Exigencias de la danza clásica como la rotación de los pies puede ocasionar periostitis en la tibia y peroné, que consiste en la inflamación de la capa más superficial del hueso que si no es tratada a tiempo puede llegar a producir una fractura por estres.

Problemas como contracturas musculares, desgarres y fibrosis son de lo más comunes y se presentan regularmente en los cuádriceps, producto de fatiga muscular, sobreestiramiento y sobrecarga y cuando tras una lesión no se sigue el programa de recuperación indicado se puede recurrir en ellos. El tratamiento de estos padecimientos que afectan a los músculos consiste en aplicación de agentes fríos y calientes, masajes y ejercicios de fortalecimiento muscular.

Los bailarines presentan con mucha frecuencia alteraciones en los pies como el hallux valgus o juanete, fascitis plantar, producida por el sobreestiramiento y sobrecarga de la planta del pie y callosidades. De las anteriores las callosidades son las más fáciles de tratar e incluso pueden evitarse si se usa la talla de calzado adecuada, mientras que la fascitis se trata con el estiramiento y fortalecimiento de los pies.

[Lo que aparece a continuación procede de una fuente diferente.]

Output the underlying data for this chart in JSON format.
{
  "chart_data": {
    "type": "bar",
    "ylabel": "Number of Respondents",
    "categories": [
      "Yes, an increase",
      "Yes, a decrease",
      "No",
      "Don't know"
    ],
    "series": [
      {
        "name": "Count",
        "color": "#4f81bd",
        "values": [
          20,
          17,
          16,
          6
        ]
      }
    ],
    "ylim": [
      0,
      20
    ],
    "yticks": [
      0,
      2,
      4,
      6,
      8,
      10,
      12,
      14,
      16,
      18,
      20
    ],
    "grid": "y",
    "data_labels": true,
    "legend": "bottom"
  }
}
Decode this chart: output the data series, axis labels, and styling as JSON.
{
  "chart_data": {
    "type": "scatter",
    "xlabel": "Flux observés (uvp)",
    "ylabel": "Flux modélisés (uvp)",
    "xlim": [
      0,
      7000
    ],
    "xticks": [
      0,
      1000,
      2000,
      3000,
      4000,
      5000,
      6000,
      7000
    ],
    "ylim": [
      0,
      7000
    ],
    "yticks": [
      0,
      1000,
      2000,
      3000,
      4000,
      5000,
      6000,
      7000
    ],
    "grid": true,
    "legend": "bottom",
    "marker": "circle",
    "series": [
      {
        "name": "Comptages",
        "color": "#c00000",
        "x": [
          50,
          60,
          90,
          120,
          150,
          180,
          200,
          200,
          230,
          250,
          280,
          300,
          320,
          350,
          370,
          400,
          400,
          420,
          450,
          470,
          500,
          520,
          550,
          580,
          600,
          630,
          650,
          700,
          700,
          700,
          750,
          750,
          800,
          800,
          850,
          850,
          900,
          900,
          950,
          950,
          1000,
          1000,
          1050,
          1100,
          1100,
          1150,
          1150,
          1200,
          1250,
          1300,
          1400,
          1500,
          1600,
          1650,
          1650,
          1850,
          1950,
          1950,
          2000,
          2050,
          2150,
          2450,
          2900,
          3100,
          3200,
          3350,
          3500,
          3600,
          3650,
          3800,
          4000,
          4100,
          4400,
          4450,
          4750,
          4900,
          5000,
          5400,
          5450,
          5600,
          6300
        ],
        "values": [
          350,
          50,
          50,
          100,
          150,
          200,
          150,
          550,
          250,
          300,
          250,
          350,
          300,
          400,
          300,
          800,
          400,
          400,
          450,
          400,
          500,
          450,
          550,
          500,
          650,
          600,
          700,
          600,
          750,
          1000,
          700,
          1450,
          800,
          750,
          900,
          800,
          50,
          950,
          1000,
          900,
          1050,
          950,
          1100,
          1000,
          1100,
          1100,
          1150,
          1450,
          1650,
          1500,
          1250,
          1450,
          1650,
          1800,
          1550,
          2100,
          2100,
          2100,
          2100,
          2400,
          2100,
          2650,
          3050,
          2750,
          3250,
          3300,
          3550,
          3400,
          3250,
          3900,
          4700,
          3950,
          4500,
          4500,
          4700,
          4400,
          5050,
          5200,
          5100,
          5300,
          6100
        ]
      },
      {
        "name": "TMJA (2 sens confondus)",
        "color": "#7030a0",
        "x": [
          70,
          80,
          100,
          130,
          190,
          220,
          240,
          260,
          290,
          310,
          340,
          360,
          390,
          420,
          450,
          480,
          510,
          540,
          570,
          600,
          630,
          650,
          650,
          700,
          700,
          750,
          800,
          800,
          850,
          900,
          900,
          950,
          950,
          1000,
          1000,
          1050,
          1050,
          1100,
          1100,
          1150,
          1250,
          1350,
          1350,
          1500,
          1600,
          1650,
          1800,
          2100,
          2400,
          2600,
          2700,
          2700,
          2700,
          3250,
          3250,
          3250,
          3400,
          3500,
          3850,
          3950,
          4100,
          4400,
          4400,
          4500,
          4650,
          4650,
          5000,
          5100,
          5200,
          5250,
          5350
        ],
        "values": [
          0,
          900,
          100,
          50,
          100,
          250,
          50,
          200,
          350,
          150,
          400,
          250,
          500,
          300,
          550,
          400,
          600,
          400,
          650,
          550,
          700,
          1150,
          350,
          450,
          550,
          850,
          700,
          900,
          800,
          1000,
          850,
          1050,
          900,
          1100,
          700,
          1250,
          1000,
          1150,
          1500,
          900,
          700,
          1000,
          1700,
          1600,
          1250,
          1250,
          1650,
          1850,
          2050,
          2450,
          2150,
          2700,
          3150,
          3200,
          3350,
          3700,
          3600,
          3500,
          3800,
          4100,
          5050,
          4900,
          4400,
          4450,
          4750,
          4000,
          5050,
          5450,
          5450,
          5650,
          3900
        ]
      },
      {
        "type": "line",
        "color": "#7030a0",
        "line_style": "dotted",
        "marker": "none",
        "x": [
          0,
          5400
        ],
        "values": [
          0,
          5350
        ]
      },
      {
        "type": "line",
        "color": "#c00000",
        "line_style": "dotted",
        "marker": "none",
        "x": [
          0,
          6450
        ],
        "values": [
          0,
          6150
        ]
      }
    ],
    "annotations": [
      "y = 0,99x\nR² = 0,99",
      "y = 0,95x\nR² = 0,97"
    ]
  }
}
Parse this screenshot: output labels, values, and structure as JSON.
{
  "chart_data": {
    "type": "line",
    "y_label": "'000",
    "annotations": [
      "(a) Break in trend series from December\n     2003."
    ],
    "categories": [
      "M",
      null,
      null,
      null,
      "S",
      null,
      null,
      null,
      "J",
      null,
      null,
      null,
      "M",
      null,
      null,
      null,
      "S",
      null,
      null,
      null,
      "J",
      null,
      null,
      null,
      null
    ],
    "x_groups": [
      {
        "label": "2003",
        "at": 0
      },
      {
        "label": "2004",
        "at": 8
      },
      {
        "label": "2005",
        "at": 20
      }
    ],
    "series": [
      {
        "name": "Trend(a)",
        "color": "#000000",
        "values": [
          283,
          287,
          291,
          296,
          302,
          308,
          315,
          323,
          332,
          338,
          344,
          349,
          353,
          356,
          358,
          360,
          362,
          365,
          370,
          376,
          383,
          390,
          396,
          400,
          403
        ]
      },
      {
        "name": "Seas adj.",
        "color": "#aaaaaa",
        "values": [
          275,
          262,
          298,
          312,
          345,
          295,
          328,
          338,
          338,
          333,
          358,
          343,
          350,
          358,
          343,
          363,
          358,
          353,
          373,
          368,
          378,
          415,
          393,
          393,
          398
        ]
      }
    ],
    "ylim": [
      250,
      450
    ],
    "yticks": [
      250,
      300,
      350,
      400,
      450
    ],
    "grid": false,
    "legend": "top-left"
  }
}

Principalmente del complejo soleo-gastrocnemio y fascia plantar. En el caso de los juanetes se recomienda el uso de un separador interdigital, aunque por las características del calzado que se utiliza en danza y el trabajo en puntas prácticamente es inevitable su aparición, sobretodo en mujeres.

Finalmente, los problemas que afectan las rodillas de los bailarines suelen ser la tendinitis, ocasionada por la sobrerotación de los pies, por la sobrecarga de peso hacia atrás, debilidad en los pies, falta de elasticidad en el tendón de Aquiles y desequilibrios musculares. La condropatía rotuliana también es bastante común, sobretodo en quienes presentan hiperextensión en las rodillas, pues se ocasiona por desequilibrios musculares e hiperpresión rotuliana. Para su tratamiento es imprescindible acudir con un especialista en traumatología y ortopedia.